By J. Vaidya, et al.

**Read or Download Privacy Preserving Data Mining PDF**

**Best mining books**

**Additional resources for Privacy Preserving Data Mining**

This method faces an obvious problem if sites collude. Sites P/_i and P/_l-i can compare the values they send/receive to determine the exact value for xi. T h e method can be extended to work for an honest majority. Each site divides xi into shares. The sum for each share is computed individually. However, the p a t h used is permuted for each share, such t h a t no site has the same neighbor twice. To compute x/, the neighbors of P/ from each iteration would have to collude. Varying the number of shares varies the number of dishonest (colluding) parties required to violate security.

Probabihties are computed diflPerently for nominal and numeric attributes.

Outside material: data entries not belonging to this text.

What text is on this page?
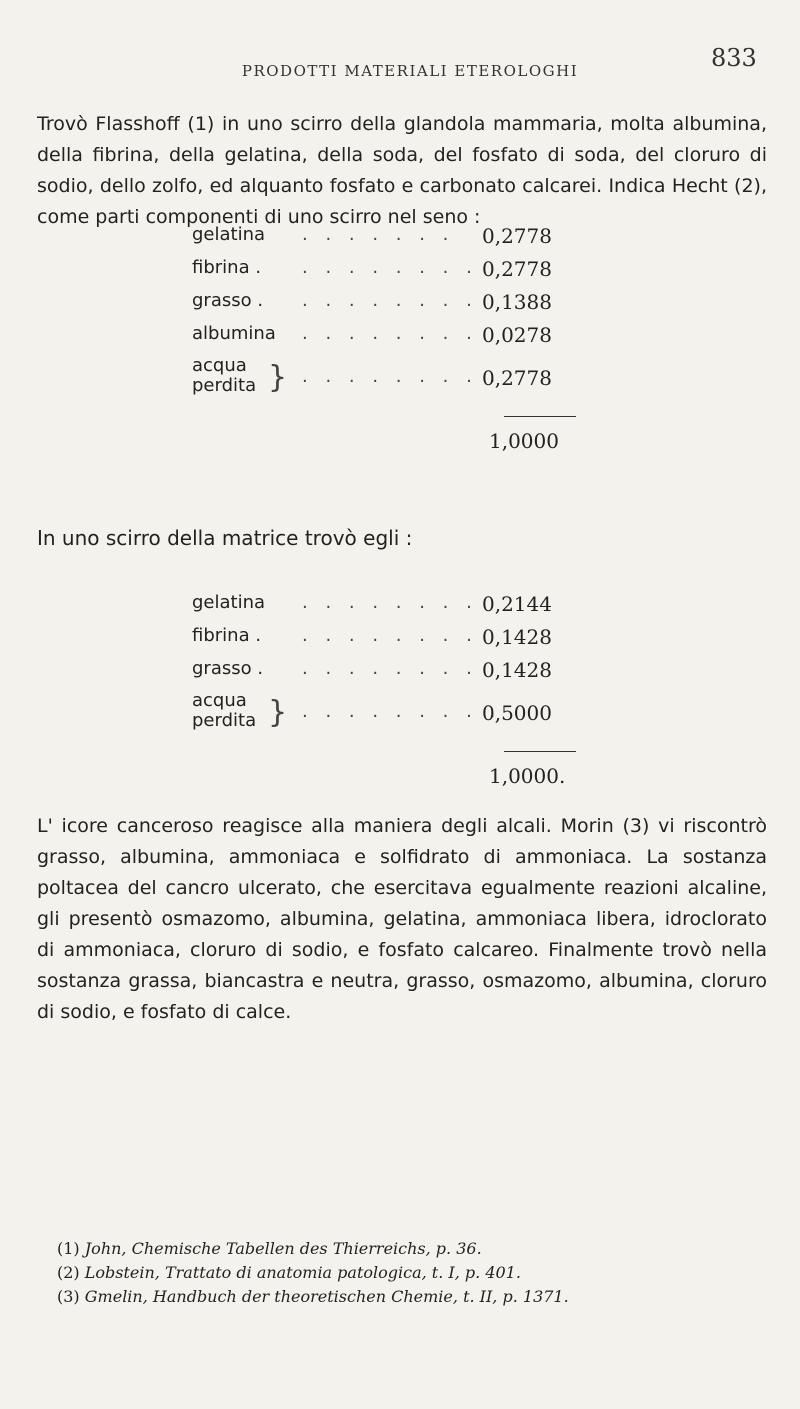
PRODOTTI MATERIALI ETEROLOGHI	833

Trovò Flasshoff (1) in uno scirro della glandola mammaria, molta albumina, della fibrina, della gelatina, della soda, del fosfato di soda, del cloruro di sodio, dello zolfo, ed alquanto fosfato e carbonato calcarei. Indica Hecht (2), come parti componenti di uno scirro nel seno :

gelatina . . . . . . .	0,2778
fibrina . . . . . . . . . 0,2778
grasso . . . . . . . . . 0,1388
albumina . . . . . . . . 0,0278
acqua
perdita } . . . . . . . . .
0,2778
1,0000
In uno scirro della matrice trovò egli :
gelatina . . . . . . . . 0,2144
fibrina . . . . . . . . . 0,1428
grasso . . . . . . . . . 0,1428
acqua
perdita } . . . . . . . . .
0,5000
1,0000.

L' icore canceroso reagisce alla maniera degli alcali. Morin (3) vi riscontrò grasso, albumina, ammoniaca e solfidrato di ammoniaca. La sostanza poltacea del cancro ulcerato, che esercitava egualmente reazioni alcaline, gli presentò osmazomo, albumina, gelatina, ammoniaca libera, idroclorato di ammoniaca, cloruro di sodio, e fosfato calcareo. Finalmente trovò nella sostanza grassa, biancastra e neutra, grasso, osmazomo, albumina, cloruro di sodio, e fosfato di calce.

(1) John, Chemische Tabellen des Thierreichs, p. 36.
(2) Lobstein, Trattato di anatomia patologica, t. I, p. 401.
(3) Gmelin, Handbuch der theoretischen Chemie, t. II, p. 1371.
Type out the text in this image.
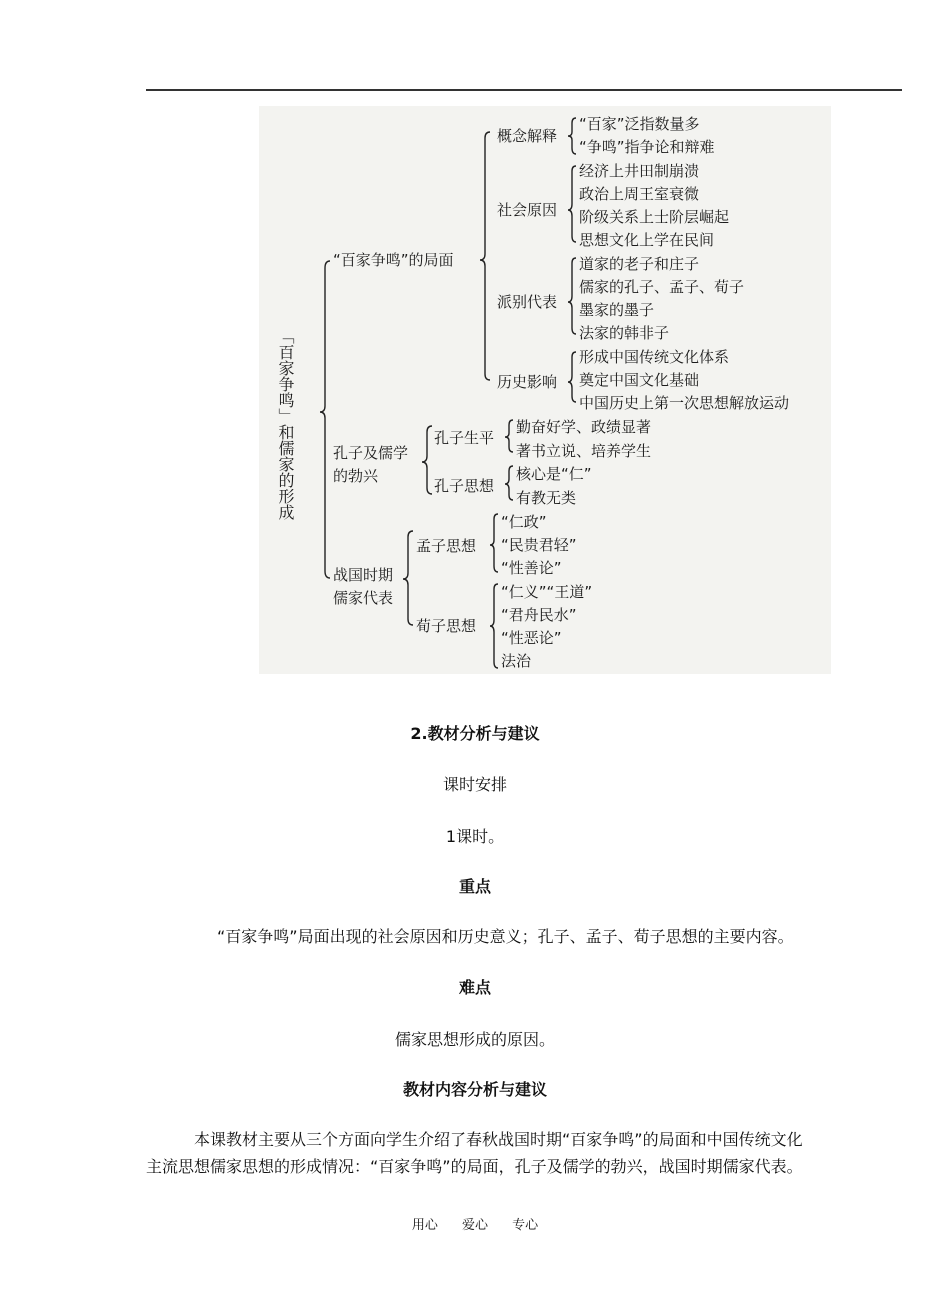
「百家争鸣」和儒家的形成
“百家争鸣”的局面
概念解释
“百家”泛指数量多
“争鸣”指争论和辩难
社会原因
经济上井田制崩溃
政治上周王室衰微
阶级关系上士阶层崛起
思想文化上学在民间
派别代表
道家的老子和庄子
儒家的孔子、孟子、荀子
墨家的墨子
法家的韩非子
历史影响
形成中国传统文化体系
奠定中国文化基础
中国历史上第一次思想解放运动
孔子及儒学
的勃兴
孔子生平
勤奋好学、政绩显著
著书立说、培养学生
孔子思想
核心是“仁”
有教无类
战国时期
儒家代表
孟子思想
“仁政”
“民贵君轻”
“性善论”
荀子思想
“仁义”“王道”
“君舟民水”
“性恶论”
法治
2.教材分析与建议
课时安排
1课时。
重点
“百家争鸣”局面出现的社会原因和历史意义；孔子、孟子、荀子思想的主要内容。
难点
儒家思想形成的原因。
教材内容分析与建议
本课教材主要从三个方面向学生介绍了春秋战国时期“百家争鸣”的局面和中国传统文化
主流思想儒家思想的形成情况：“百家争鸣”的局面，孔子及儒学的勃兴，战国时期儒家代表。
用心 爱心 专心
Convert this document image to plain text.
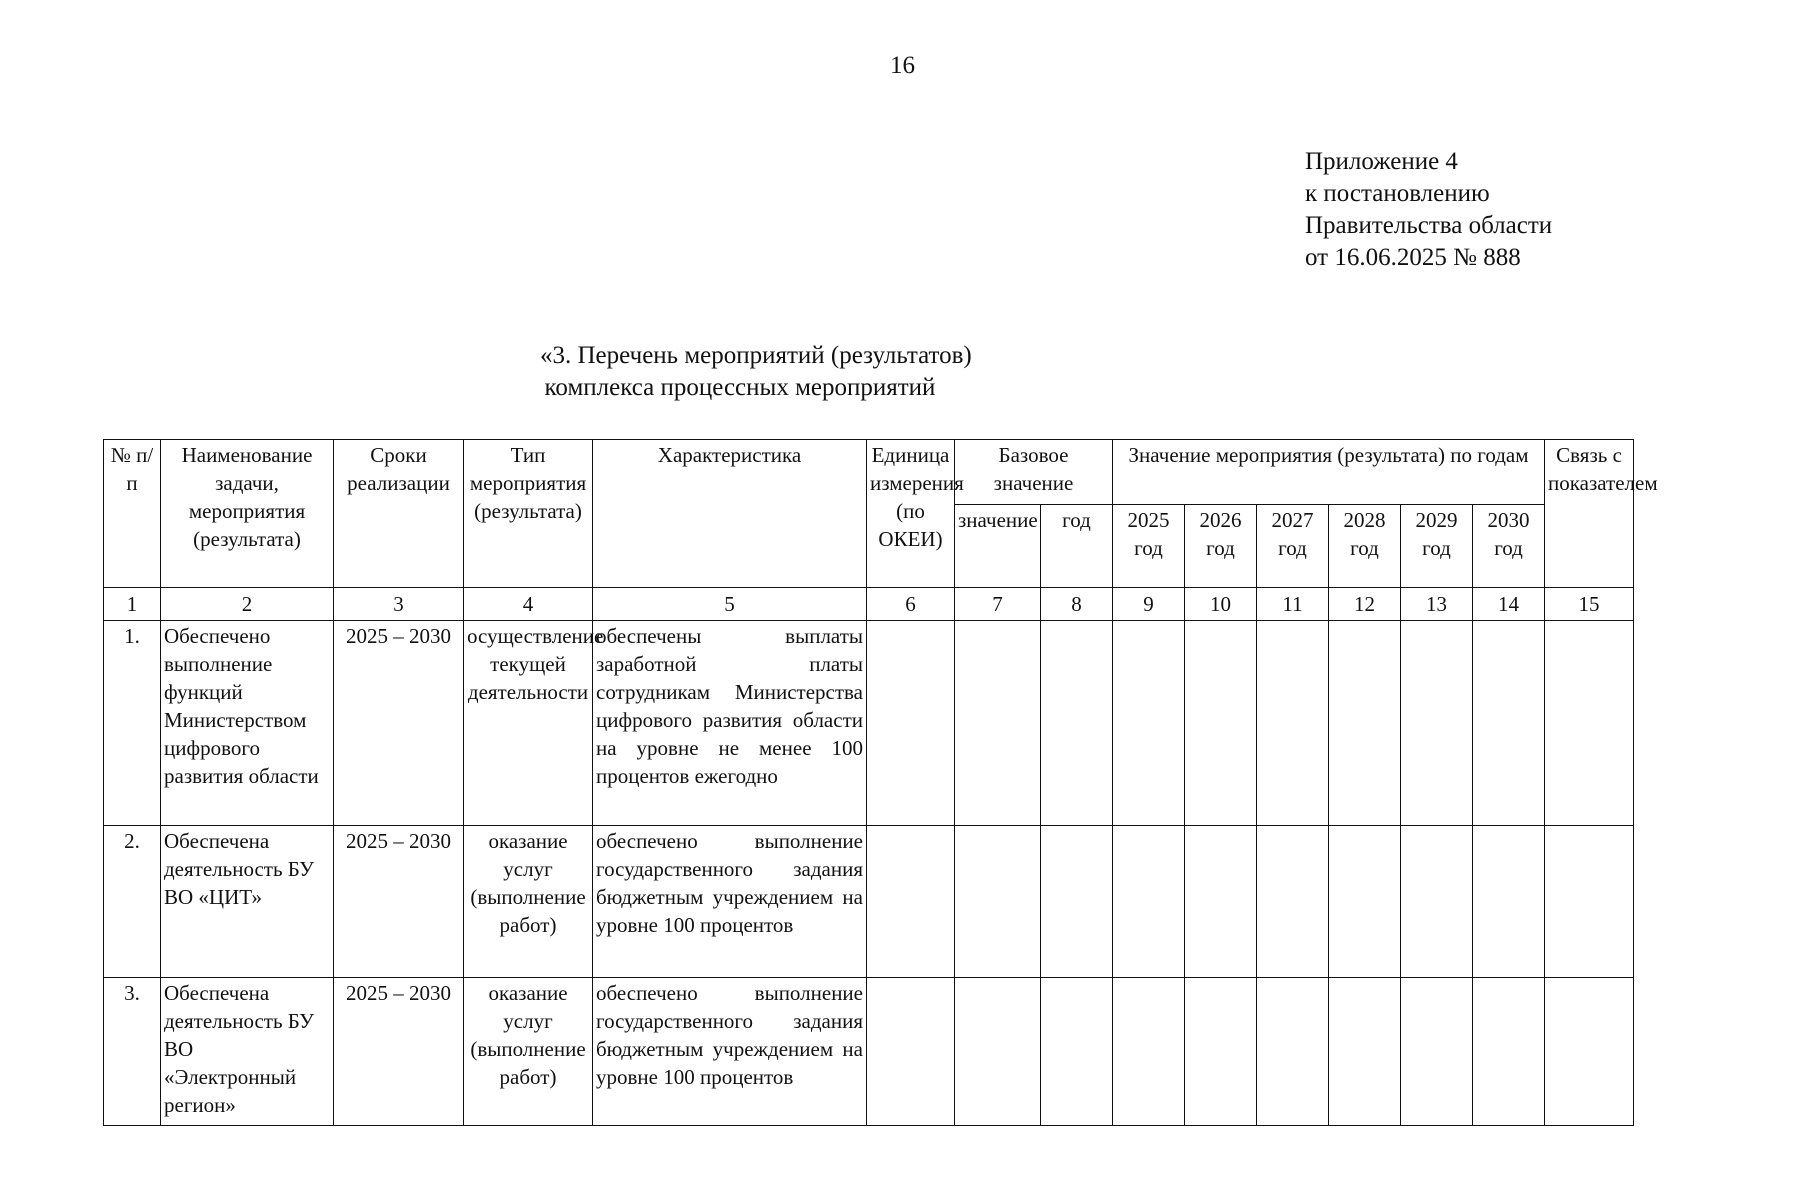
16
Приложение 4
к постановлению
Правительства области
от 16.06.2025 № 888
«3. Перечень мероприятий (результатов)
комплекса процессных мероприятий
№ п/п	Наименование задачи, мероприятия (результата)	Сроки реализации	Тип мероприятия (результата)	Характеристика	Единица измерения (по ОКЕИ)	Базовое значение		Значение мероприятия (результата) по годам						Связь с показателем
						значение	год	2025 год	2026 год	2027 год	2028 год	2029 год	2030 год	
1	2	3	4	5	6	7	8	9	10	11	12	13	14	15
1.	Обеспечено выполнение функций Министерством цифрового развития области	2025 – 2030	осуществление текущей деятельности	обеспечены выплаты заработной платы сотрудникам Министерства цифрового развития области на уровне не менее 100 процентов ежегодно										
2.	Обеспечена деятельность БУ ВО «ЦИТ»	2025 – 2030	оказание услуг (выполнение работ)	обеспечено выполнение государственного задания бюджетным учреждением на уровне 100 процентов										
3.	Обеспечена деятельность БУ ВО «Электронный регион»	2025 – 2030	оказание услуг (выполнение работ)	обеспечено выполнение государственного задания бюджетным учреждением на уровне 100 процентов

Nominal Attributes: For a nominal attribute X with r possible attributes values x i , . . , X r , the probability P{X = Xk\cj) = — where n is the total number of training examples for which C = Cj, and rij is the number of those training examples that also have X = XkNumeric Attributes: In the simplest case, numeric attributes are assumed to have a "normal" or "Gaussian" probability distribution. 5) The mean /i and variance a^ are calculated for each class and each numeric attribute from the training set.

Since there are no drivers under age 16 (as determined from the reconstructed distribution), a driver whose age is given as 1 in the "privacy-preserving" dataset is known to be 16 years old - all privacy for this individual is lost. 1). Specifically, if a random variable Y has entropy H{Y), the privacy is 2^^^\ This has the nice property that for a uniform distribution, the privacy is equivalent to the width of the interval from which the random value is chosen. This gives a meaningful way to compare different noise distributions.